Es gelte, das Dilemma des Rollenzwanges zu überwinden, so zu sein wie kein anderer und doch so zu sein wie jeder andere – eine strukturelle Anforderung in sozialen Situationen, für die in jeder neuen Interaktionssituation immer wieder neu Identitätslösungen gefunden werden müssen.
Das soziale Selbst, d.h. eine Fähigkeit zur Ich-Identität, die sowohl prinzipiengeleitet als auch offen genug ist und auf psychische Vereinfachungen verzichtet, ist die psychosoziale Voraussetzung für eine Weltgesellschaft mit universalistischen Werten und hieran ausgerichteten Strukturen. Die moralisch fundierte Hemmschwelle, nationalchauvinistisch, autoritär und rassistisch zu regredieren, muss sich über Bildungsprozesse unterschiedlichster Art in den Persönlichkeiten aufbauen, um nicht der Verführung von Vereinfachungen angesichts hochkomplexer gesellschaftlicher Anforderungen in einer sich zunehmend vernetzenden Weltgesellschaft zu erliegen.

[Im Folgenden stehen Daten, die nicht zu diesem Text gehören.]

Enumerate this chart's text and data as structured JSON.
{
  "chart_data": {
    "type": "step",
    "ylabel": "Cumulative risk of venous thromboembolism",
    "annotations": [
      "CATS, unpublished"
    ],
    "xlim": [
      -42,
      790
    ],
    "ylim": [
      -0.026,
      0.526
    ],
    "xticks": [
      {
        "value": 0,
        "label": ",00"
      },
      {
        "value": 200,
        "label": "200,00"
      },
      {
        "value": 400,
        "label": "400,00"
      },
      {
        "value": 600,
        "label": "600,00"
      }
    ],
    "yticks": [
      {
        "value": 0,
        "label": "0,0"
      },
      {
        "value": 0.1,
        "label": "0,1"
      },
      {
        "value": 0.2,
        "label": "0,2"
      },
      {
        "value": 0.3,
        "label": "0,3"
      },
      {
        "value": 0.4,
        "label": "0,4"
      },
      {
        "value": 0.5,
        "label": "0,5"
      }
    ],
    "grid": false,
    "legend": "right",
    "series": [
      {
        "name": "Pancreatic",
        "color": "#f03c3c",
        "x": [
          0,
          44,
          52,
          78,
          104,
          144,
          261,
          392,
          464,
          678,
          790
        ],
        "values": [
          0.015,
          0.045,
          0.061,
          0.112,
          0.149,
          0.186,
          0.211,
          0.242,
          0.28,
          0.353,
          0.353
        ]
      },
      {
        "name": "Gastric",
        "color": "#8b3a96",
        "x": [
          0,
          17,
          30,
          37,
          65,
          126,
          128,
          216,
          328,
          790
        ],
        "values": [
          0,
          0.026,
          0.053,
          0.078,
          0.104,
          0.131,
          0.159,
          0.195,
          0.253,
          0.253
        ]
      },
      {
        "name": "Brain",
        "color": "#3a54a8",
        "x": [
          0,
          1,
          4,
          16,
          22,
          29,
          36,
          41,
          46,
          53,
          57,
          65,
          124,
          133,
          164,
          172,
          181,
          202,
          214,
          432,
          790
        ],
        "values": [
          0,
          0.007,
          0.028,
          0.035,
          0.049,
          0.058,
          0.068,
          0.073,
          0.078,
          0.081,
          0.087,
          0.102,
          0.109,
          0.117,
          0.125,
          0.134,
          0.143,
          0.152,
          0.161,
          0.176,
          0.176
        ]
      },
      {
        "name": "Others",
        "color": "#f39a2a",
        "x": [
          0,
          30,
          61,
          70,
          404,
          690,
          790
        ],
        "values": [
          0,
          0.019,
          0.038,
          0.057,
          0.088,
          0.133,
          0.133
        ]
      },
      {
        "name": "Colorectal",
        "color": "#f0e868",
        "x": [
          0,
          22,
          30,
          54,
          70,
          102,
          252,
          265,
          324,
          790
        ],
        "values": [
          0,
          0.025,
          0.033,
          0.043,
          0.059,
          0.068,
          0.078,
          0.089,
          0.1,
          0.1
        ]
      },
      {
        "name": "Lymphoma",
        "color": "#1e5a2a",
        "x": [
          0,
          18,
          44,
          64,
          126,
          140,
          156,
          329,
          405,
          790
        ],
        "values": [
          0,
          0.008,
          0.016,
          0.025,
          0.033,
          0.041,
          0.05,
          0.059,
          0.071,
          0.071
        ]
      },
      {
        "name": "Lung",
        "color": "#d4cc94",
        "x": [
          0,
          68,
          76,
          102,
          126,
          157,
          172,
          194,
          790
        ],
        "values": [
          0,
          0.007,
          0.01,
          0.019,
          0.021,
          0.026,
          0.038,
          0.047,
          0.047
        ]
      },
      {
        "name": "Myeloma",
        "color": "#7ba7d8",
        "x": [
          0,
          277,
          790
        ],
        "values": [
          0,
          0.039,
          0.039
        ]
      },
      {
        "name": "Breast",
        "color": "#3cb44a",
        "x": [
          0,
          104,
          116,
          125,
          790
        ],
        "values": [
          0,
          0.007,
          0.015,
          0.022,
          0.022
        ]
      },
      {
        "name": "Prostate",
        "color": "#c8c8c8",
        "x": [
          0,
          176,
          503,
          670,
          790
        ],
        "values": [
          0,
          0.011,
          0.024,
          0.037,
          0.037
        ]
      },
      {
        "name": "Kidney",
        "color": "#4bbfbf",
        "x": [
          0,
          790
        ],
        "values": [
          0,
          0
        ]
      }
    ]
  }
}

Hierbei ist es in einem holistischen Sinne wichtig, dass der sich bildende Mensch lernt, sich als Teil eines Ganzen zu begreifen und in seinem alltäglichen Verhalten auch Verantwortung für das damit verbundene Ganze zu übernehmen, soweit dies ihm möglich ist.
Die menschliche Persönlichkeit, die widerständig gegen die Verführungen und Manipulationen national-chauvinistischen Denkens, Natur verschlingender unsinniger Konsumbedürfnisse und aggressiver Militärstrategien ist und die mit einer universalistischen Moral ausgestattet sich als demokratisch orientierter und engagierter Weltbürger fühlt, eher zum Altruismus denn zum Egozentrismus neigt, kann nur eine allseits gebildete Person sein. Eine ethisch geleitete Bildung in seinen unterschiedlichen Facetten ist der Schlüssel zur Weiterentwicklung des Humanen. Dies meint nicht die wissensfixierte Paukschule, sondern meint ein Bildungsverständnis, das schulische Bildung als gekonnte Initiierung zur Selbstbildung in Verantwortung für das Ganze versteht. Schulen und Ausbildungen sollten problemorientiert Kompetenzen fördern, welche die Lernenden auf die Gegenwart und Zukunft einer verantwortbaren Globalisierung und damit auf ein an Nachhaltigkeit, Einhaltung der Menschenrechte und friedlichem Zusammenleben orientiertes Leben vorbereiten sollten.[7] Die Fortführung einer imperialen Lebensweise (Brand/ Wissen 2017) kann kein Ziel schulischer Bildung mehr sein.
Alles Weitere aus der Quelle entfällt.